It's called the FiberTRAXtor, and it looks like some kind of riding lawnmower. The machine uses a protective substance to glue fiber to the ground at 500 feet per hour, hoping to cut install time and costs.
Most Internet-carrying fiber cables are either buried underground or hung from utility poles. But if you call Traxyl, they’re going to bring out a vehicle that looks like a high-tech riding lawnmower and “glue” it to the ground.
The company, which has been developing a substance to lay fiber while protecting it from vehicles and weather, recently announced that it has built a working prototype of a kind of mini-tractor to install the stuff even faster.
“Before we were spending a lot of time on our hands and knees, and going through a lot of knee pads and gloves,” said Daniel Turner, Traxyl’s co-founder and CEO.

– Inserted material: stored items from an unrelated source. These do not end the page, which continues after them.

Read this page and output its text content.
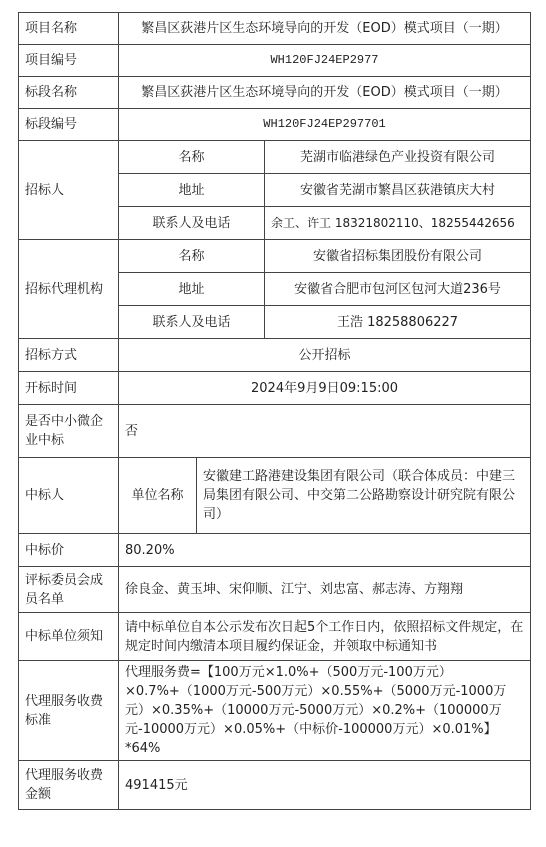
项目名称	繁昌区荻港片区生态环境导向的开发（EOD）模式项目（一期）		
项目编号	WH120FJ24EP2977		
标段名称	繁昌区荻港片区生态环境导向的开发（EOD）模式项目（一期）		
标段编号	WH120FJ24EP297701		
招标人	名称		芜湖市临港绿色产业投资有限公司
	地址		安徽省芜湖市繁昌区荻港镇庆大村
	联系人及电话		余工、许工 18321802110、18255442656
招标代理机构	名称		安徽省招标集团股份有限公司
	地址		安徽省合肥市包河区包河大道236号
	联系人及电话		王浩 18258806227
招标方式	公开招标		
开标时间	2024年9月9日09:15:00		
是否中小微企业中标	否		
中标人	单位名称	安徽建工路港建设集团有限公司（联合体成员：中建三局集团有限公司、中交第二公路勘察设计研究院有限公司）	
中标价	80.20%		
评标委员会成员名单	徐良金、黄玉坤、宋仰顺、江宁、刘忠富、郝志涛、方翔翔		
中标单位须知	请中标单位自本公示发布次日起5个工作日内，依照招标文件规定，在规定时间内缴清本项目履约保证金，并领取中标通知书		
代理服务收费标准	代理服务费=【100万元×1.0%+（500万元-100万元）×0.7%+（1000万元-500万元）×0.55%+（5000万元-1000万元）×0.35%+（10000万元-5000万元）×0.2%+（100000万元-10000万元）×0.05%+（中标价-100000万元）×0.01%】*64%		
代理服务收费金额	491415元		
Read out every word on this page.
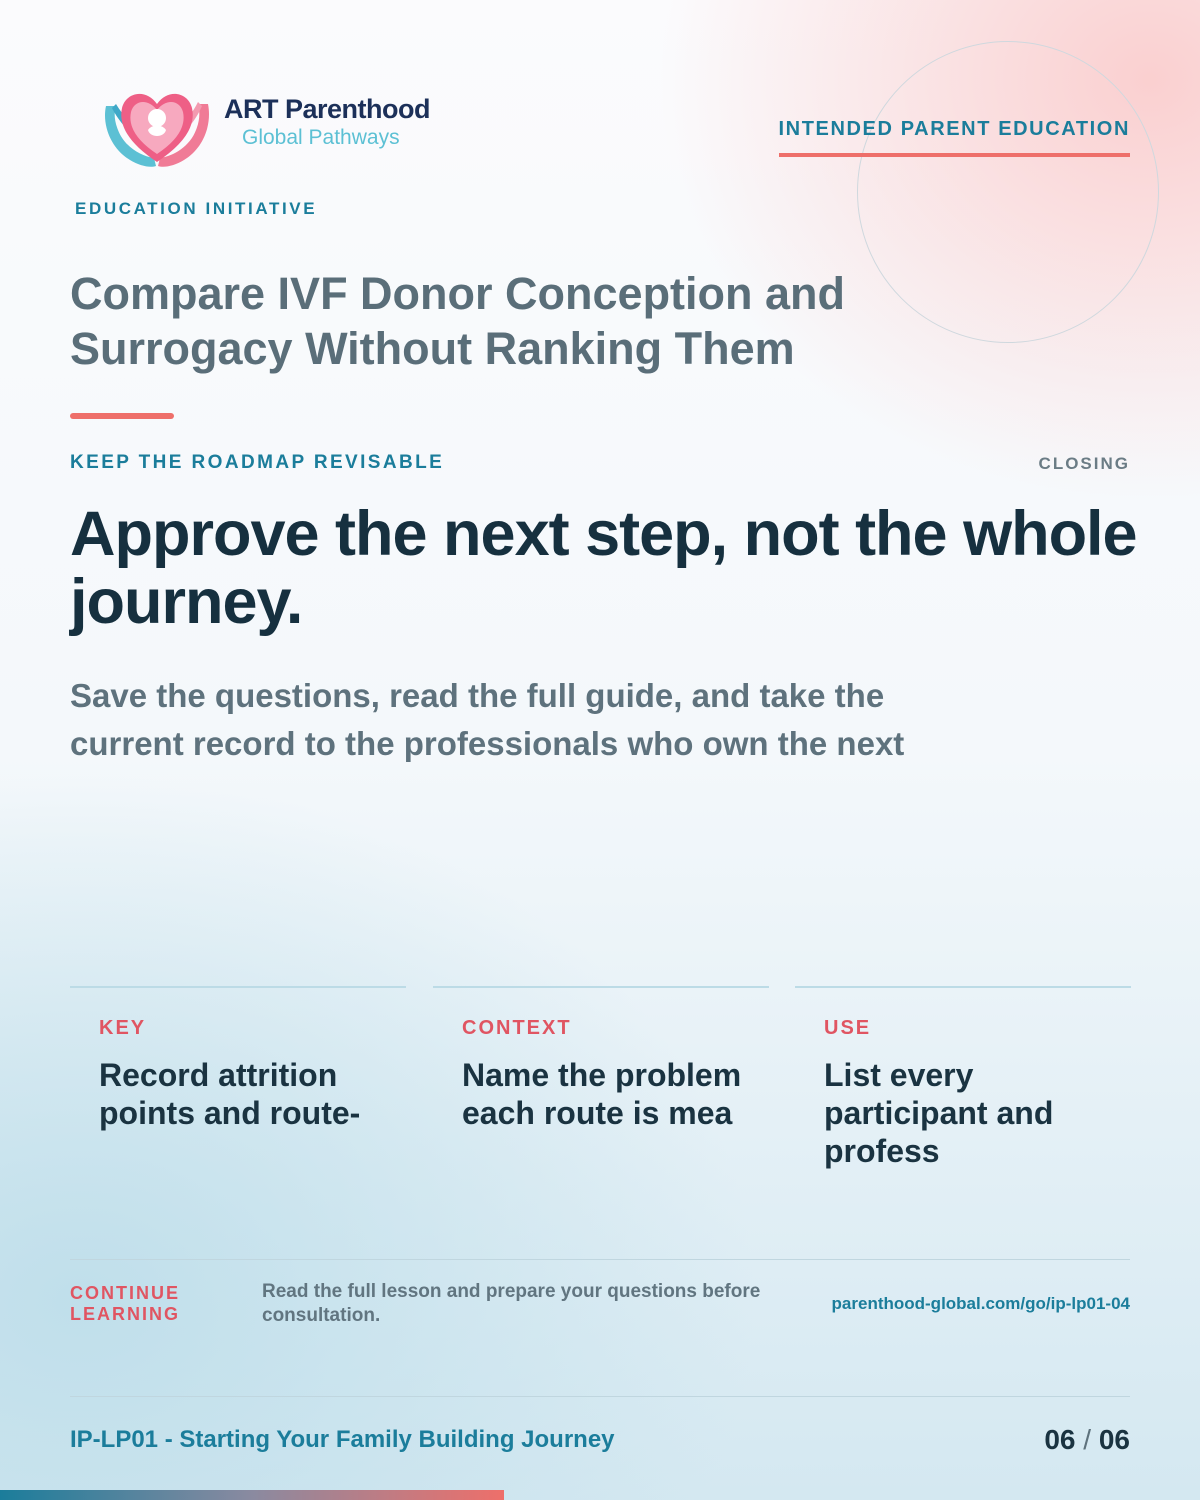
ART Parenthood
Global Pathways
EDUCATION INITIATIVE
INTENDED PARENT EDUCATION
Compare IVF Donor Conception and Surrogacy Without Ranking Them
KEEP THE ROADMAP REVISABLE	CLOSING
Approve the next step, not the whole journey.

Save the questions, read the full guide, and take the current record to the professionals who own the next

KEY
Record attrition points and route-
CONTEXT
Name the problem each route is mea
USE
List every participant and profess
CONTINUE LEARNING
Read the full lesson and prepare your questions before consultation.
parenthood-global.com/go/ip-lp01-04
IP-LP01 - Starting Your Family Building Journey	06 / 06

The new vehicle, which Turner said the company built from scratch and calls the FiberTRAXtor, has a spool of fiber on it and a setup rigged to lay it down and then immediately pave it over with the protective substance, cooling it with fans as it goes.

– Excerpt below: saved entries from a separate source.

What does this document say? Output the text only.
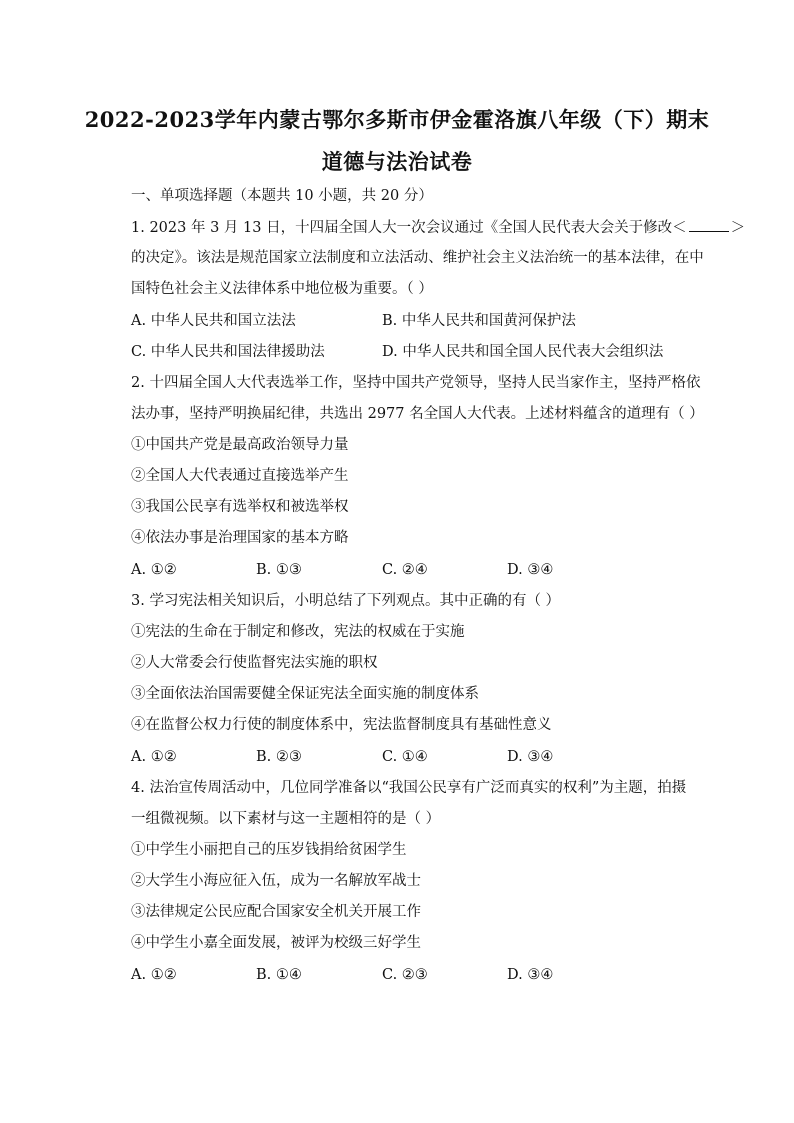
2022-2023学年内蒙古鄂尔多斯市伊金霍洛旗八年级（下）期末
道德与法治试卷
一、单项选择题（本题共 10 小题，共 20 分）
1. 2023 年 3 月 13 日，十四届全国人大一次会议通过《全国人民代表大会关于修改＜	＞
的决定》。该法是规范国家立法制度和立法活动、维护社会主义法治统一的基本法律，在中
国特色社会主义法律体系中地位极为重要。（ ）
A. 中华人民共和国立法法	B. 中华人民共和国黄河保护法
C. 中华人民共和国法律援助法	D. 中华人民共和国全国人民代表大会组织法
2. 十四届全国人大代表选举工作，坚持中国共产党领导，坚持人民当家作主，坚持严格依
法办事，坚持严明换届纪律，共选出 2977 名全国人大代表。上述材料蕴含的道理有（ ）
①中国共产党是最高政治领导力量
②全国人大代表通过直接选举产生
③我国公民享有选举权和被选举权
④依法办事是治理国家的基本方略
A. ①②	B. ①③	C. ②④	D. ③④
3. 学习宪法相关知识后，小明总结了下列观点。其中正确的有（ ）
①宪法的生命在于制定和修改，宪法的权威在于实施
②人大常委会行使监督宪法实施的职权
③全面依法治国需要健全保证宪法全面实施的制度体系
④在监督公权力行使的制度体系中，宪法监督制度具有基础性意义
A. ①②	B. ②③	C. ①④	D. ③④
4. 法治宣传周活动中，几位同学准备以“我国公民享有广泛而真实的权利”为主题，拍摄
一组微视频。以下素材与这一主题相符的是（ ）
①中学生小丽把自己的压岁钱捐给贫困学生
②大学生小海应征入伍，成为一名解放军战士
③法律规定公民应配合国家安全机关开展工作
④中学生小嘉全面发展，被评为校级三好学生
A. ①②	B. ①④	C. ②③	D. ③④
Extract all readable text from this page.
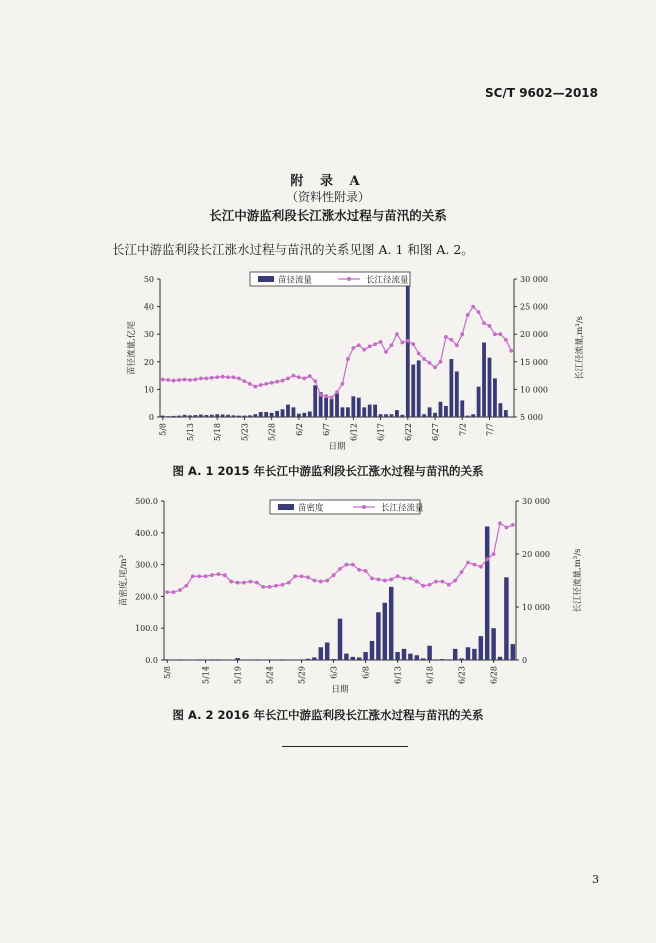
SC/T 9602—2018
附 录 A
（资料性附录）
长江中游监利段长江涨水过程与苗汛的关系
长江中游监利段长江涨水过程与苗汛的关系见图 A. 1 和图 A. 2。
0
10
20
30
40
50
5 000
10 000
15 000
20 000
25 000
30 000
5/8 5/13 5/18 5/23 5/28 6/2 6/7 6/12 6/17 6/22 6/27 7/2 7/7
日期
苗径流量,亿尾	长江径流量,m³/s
苗径流量	长江径流量
图 A. 1 2015 年长江中游监利段长江涨水过程与苗汛的关系
0.0
100.0
200.0
300.0
400.0
500.0
0
10 000
20 000
30 000
5/8	5/14	5/19	5/24	5/29	6/3	6/8	6/13	6/18	6/23	6/28
日期
苗密度,尾/m³	长江径流量,m³/s
苗密度	长江径流量
图 A. 2 2016 年长江中游监利段长江涨水过程与苗汛的关系
3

All told, Turner estimates it can install fiber at a rate of 500 feet per hour — a far cry from the process of digging into the earth, putting in cables and then burying them.
“We think the speed is actually light years faster than what [you usually do] with fiber,” he said.
The idea is to target last-mile fiber installations — that is, hooking up customers to an already-installed fiber “backbone.” By cutting down the cost and time to perform those final connections, Turner thinks the company can make it easier for customers, which already include public-sector clients, to get moving. In some cases it could even mean that a customer establishes their connection using Traxyl, then comes back a few years later after saving up money and pays for an underground installation that might last longer.
Before the FiberTRAXtor, the company would perform installs in three stages: Laying down the fiber, putting down the first coating of the protective substance, waiting a while and then putting on the second coating.
“If a dog came running over, that would kind of scare us that it might do something before we could get the coating on,” Turner said.
The machine combines the first two stages, and is performed from a seat that is ostensibly more physically comfortable than crawling around in a parking lot.
Traxyl only has the one prototype at the moment, and it plans on using it for an actual install in a couple weeks. But it’s also looking at taking the FiberTRAXtor on a road show to show off to customers. Details aren’t set yet, but he mentioned Ohio, Virginia, the Carolinas and Colorado as potential destinations. If the company can increase its prospective customer count, Turner said, it might be able to use that to demonstrate viability to investors who could then provide Traxyl with growth money.
Eventually, he said, he wants the company to move toward a model where it supplies the protective coating and installation materials — including the FiberTRAXtor — to contractors who will perform the actual installation work.
“If you think about the printer-ink model, building the printer and then selling the ink, that’s ultimately the model that we think we’re going to get to,” Turner said.